Il Pozzo adottò un particolare metodo per la quadratura: di notte
una graticola di fili veniva proiettata sul muro da affrescare e qui
trasposta nella forma deformata della volta. Questo
procedimento empirico si basava sull’uso di una sola fonte
luminosa che dava luogo a un effetto illusivo di sfondato con un
unico punto di vista. Veniva così creato un passaggio
impercettibile dal reale al sovrannaturale(Storia Universale
dell’arte, “Da Caravaggio a Bernini”, vol 9)
A.Pozzo,Gloria di Sant’Ignazio, part.
Il soggetto esalta l’opera missionaria dell’ordine
dei gesuiti fondato da sant’Ignazio; un raggio di
luce parte dal Cristo centrale e colpisce il santo già
collocato nell’empireo dei beati e, riflesso da
questo, viene catturato da specchi ustori (col
monogramma di Cristo IHS) che accendono il
“fuoco” sulla terra(allusione a una citazione
evangelica, e cioè alla fede in Cristo propagata nel
mondo; in questo caso dai Gesuiti).
Nei lati lunghi le figure sedute sulla cornice
architettonica rappresentano le allegorie dei
quattro continenti nei quali la Compagnia svolgeva
la sua missione di apostolato: Asia, Africa, Europa
e America.(“Da Caravaggio a Bernini”, cit.)
Luca giordano
Trionfo di Giuditta
1703-04
affresco,Certosa di San Martino,
Napoli
Questa pittura che porta al centro il
Trionfo di Giuditta e intorno altre
storie del Vecchio Testamento
racconta l'ultimo Giordano: pittore
tra sogno e realtà.
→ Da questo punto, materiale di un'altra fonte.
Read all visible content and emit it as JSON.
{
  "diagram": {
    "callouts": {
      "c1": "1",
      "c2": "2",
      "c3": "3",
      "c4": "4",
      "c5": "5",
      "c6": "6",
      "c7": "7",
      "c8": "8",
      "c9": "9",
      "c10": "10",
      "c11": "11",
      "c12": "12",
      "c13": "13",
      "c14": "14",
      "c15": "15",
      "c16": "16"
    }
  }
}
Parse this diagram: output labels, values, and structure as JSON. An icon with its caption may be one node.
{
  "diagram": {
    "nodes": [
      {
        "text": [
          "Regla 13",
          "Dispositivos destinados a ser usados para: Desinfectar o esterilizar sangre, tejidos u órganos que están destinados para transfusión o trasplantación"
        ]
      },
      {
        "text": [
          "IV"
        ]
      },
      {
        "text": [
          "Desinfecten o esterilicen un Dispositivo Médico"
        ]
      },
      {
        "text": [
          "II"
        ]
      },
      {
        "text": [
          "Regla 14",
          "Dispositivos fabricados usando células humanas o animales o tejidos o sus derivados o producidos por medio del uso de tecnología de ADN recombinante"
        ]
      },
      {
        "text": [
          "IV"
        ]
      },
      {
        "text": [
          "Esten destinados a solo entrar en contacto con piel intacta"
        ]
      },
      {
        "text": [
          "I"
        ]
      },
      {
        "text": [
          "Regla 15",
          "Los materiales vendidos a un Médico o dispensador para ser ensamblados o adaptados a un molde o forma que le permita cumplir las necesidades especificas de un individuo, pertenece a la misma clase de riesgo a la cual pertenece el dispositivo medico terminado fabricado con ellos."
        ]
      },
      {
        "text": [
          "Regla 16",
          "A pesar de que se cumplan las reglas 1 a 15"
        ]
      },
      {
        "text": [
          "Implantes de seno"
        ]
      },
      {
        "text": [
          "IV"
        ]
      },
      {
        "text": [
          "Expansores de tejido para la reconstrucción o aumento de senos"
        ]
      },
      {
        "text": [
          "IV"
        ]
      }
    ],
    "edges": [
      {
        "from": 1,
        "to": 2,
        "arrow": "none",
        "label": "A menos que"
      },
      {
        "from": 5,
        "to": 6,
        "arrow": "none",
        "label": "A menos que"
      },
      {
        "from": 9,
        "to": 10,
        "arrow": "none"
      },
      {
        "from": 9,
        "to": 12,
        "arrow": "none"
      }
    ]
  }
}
In questa opera il
racconto sviluppato secondo una
circolarità ininterrotta per effusioni
di luci e sottili trapassi cromatici
accresce allusivamente le dimensioni
della cupola, aumenta la profondità
dello spazio; è un'opera "accordata
magicamente come un universo che
si riflette entro una lente convessa,
armonica, così da risultare
monumentale, pur entro dimensioni
ridottissime; il più straordinario
artificio pittorico realizzato a Napoli
nel solco dell'illusionismo barocco
alle soglie del Rococò
europeo".(Ferraro)
Luca Giordano (Napoli, 1634-1705). Da ragazzo Giordano
studia e apprende la tecnica pittorica nella bottega di Jusepe
de Ribera. Nel 1652 parte per il primo dei suoi numerosi
viaggi. Dopo una sosta a Roma, prosegue per Firenze e
Venezia avendo così modo di formarsi una cultura ricca e
aggiornata. Il contatto con la pittura veneta lo induce ad
abbandonare l’iniziale chiaroscuro di matrice caravaggesca
appreso dal Ribera per dedicarsi ad una produzione luminosa e
dinamica. Tornato a Napoli sperimenta questo suo nuovo
modo di dipingere nelle numerose chiese dove viene chiamato
a lavorare. Il successo della sua arte pittorica appare evidente
dal suo secondo viaggio che lo porta a Firenze e Venezia, dove
Giordano diventa per molti altri artisti il maestro da ammirare
e imitare. In età matura egli alterna periodi di lavoro a Napoli,
con soggiorni in altre città.
Nel 1682 a Firenze esegue la galleria affrescata di Palazzo
Medici-Riccardi, uno dei suoi capolavori. Risulta ormai
chiara la rottura con gli schemi della pittura classica: le
figure libere sullo sfondo del cielo che Luca dipinge
sembrano preannunciare i caratteri tipici dell’arte
settecentesca. Diventato famoso in tutta Europa, nel 1692
si trasferisce a Madrid dove lavora per circa un decennio
affrescando i soffitti dell’Escorial ed eseguendo uno
straordinario "Omaggio a Velazquez" .Alle soglie dei
settant’anni torna a Napoli, dove nel 1704 dipinge il
"trionfo di Giuditta" nella cappella del Tesoro della certosa
di San Martino, ultimo suo capolavoro.